Savills’ management team led by Jeremy Helsby, said the company had broken through the £1bn group revenue target for the first time in its history in the 2014 results after the housing and office market boomed in the UK and investors snapped up cheap deals in recovering European markets, such as Ireland, Spain and the Netherlands – despite continued economic instability in the eurozone.
However, Mr Helsby admitted that the first half of 2015 would be far quieter in the British residential sector as buyers and sellers wait for the outcome of the general election.
It’s not about who wins, but the uncertainty, he said.
The London-listed company burst on to the commercial property scene in the US last year following its acquisition of American management firm, Studley, helping to drive pre-tax profits for the year to the 31 December to £104.3m, 34pc up on the previous 12 months.

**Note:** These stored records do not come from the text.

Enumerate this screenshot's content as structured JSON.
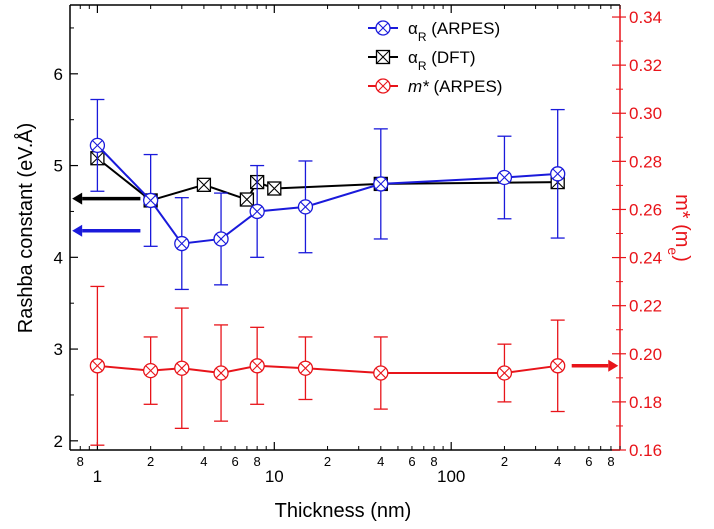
{
  "chart_data": {
    "type": "line",
    "xlabel": "Thickness (nm)",
    "ylabel": "Rashba constant (eV.Å)",
    "y2label": "m* (m_e)",
    "xscale": "log",
    "xlim": [
      0.7,
      900
    ],
    "ylim": [
      1.9,
      6.75
    ],
    "y2lim": [
      0.16,
      0.345
    ],
    "x_major_ticks": [
      1,
      10,
      100
    ],
    "x_minor_ticks": [
      0.8,
      2,
      4,
      6,
      8,
      20,
      40,
      60,
      80,
      200,
      400,
      600,
      800
    ],
    "y_ticks": [
      2,
      3,
      4,
      5,
      6
    ],
    "y2_ticks": [
      0.16,
      0.18,
      0.2,
      0.22,
      0.24,
      0.26,
      0.28,
      0.3,
      0.32,
      0.34
    ],
    "grid": false,
    "legend_position": "top-right",
    "colors": {
      "arpes_alpha": "#1a1adb",
      "dft_alpha": "#000000",
      "mass": "#e8141a",
      "right_axis": "#e8141a"
    },
    "series": [
      {
        "name": "αR (ARPES)",
        "axis": "left",
        "marker": "circle-cross",
        "color": "#1a1adb",
        "x": [
          1,
          2,
          3,
          5,
          8,
          15,
          40,
          200,
          400
        ],
        "y": [
          5.22,
          4.62,
          4.15,
          4.2,
          4.5,
          4.55,
          4.8,
          4.87,
          4.91
        ],
        "yerr": [
          0.5,
          0.5,
          0.5,
          0.5,
          0.5,
          0.5,
          0.6,
          0.45,
          0.7
        ]
      },
      {
        "name": "αR (DFT)",
        "axis": "left",
        "marker": "square-x",
        "color": "#000000",
        "x": [
          1,
          2,
          4,
          7,
          8,
          10,
          40,
          400
        ],
        "y": [
          5.08,
          4.62,
          4.79,
          4.63,
          4.82,
          4.75,
          4.8,
          4.82
        ]
      },
      {
        "name": "m* (ARPES)",
        "axis": "right",
        "marker": "circle-x",
        "color": "#e8141a",
        "x": [
          1,
          2,
          3,
          5,
          8,
          15,
          40,
          200,
          400
        ],
        "y": [
          0.195,
          0.193,
          0.194,
          0.192,
          0.195,
          0.194,
          0.192,
          0.192,
          0.195
        ],
        "yerr": [
          0.033,
          0.014,
          0.025,
          0.02,
          0.016,
          0.013,
          0.015,
          0.012,
          0.019
        ]
      }
    ],
    "legend": {
      "entries": [
        {
          "label": "α",
          "sub": "R",
          "rest": " (ARPES)",
          "series": 0
        },
        {
          "label": "α",
          "sub": "R",
          "rest": " (DFT)",
          "series": 1
        },
        {
          "label": "m*",
          "sub": "",
          "rest": " (ARPES)",
          "series": 2,
          "italic": true
        }
      ]
    },
    "y2label_parts": {
      "main": "m* (m",
      "sub": "e",
      "close": ")"
    },
    "annotations": [
      {
        "type": "arrow",
        "direction": "left",
        "color": "#000000",
        "axis": "left",
        "y": 4.64,
        "x_from": 1.75,
        "x_to": 0.72
      },
      {
        "type": "arrow",
        "direction": "left",
        "color": "#1a1adb",
        "axis": "left",
        "y": 4.29,
        "x_from": 1.75,
        "x_to": 0.72
      },
      {
        "type": "arrow",
        "direction": "right",
        "color": "#e8141a",
        "axis": "right",
        "y": 0.195,
        "x_from": 480,
        "x_to": 880
      }
    ]
  }
}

“The US business is our most exciting opportunity for growth,” said Mr Helsby.
The US branch is based in five key centres, New York, Washington, Chicago, Houston and LA but Mr Helsby said he has an eye on Boston, Denver and Dallas.
The firm also reaped the rewards of a surge in residential property sales across many parts of the UK in 2014 following the easing of the availability of credit in the latter stages of 2013 and the Government’s Help to Buy scheme which boosted interest from first-time buyers, stoking sentiment in the market.
Overseas and domestic demand to live in London and the South East generated capital flows across the south of England as the recovery kick-started in the Midlands and the North.
The company also confirmed today that it is taking over German investment management firm SEB Asset Management for €21.5m (£15.6m).
It will be combined with Cordea Savills, its existing investment management operations, to create Savills Investment Management. SEB is based in Frankfurt and Singapore, and has around €10bn (£7.2bn) worth of real estate assets globally.
Last year SEB’s pre-tax profit hit €8.1m (£5.8m), and Savills believes the enlarged group will enable it to broaden its offering to both international and domestic real estate investors.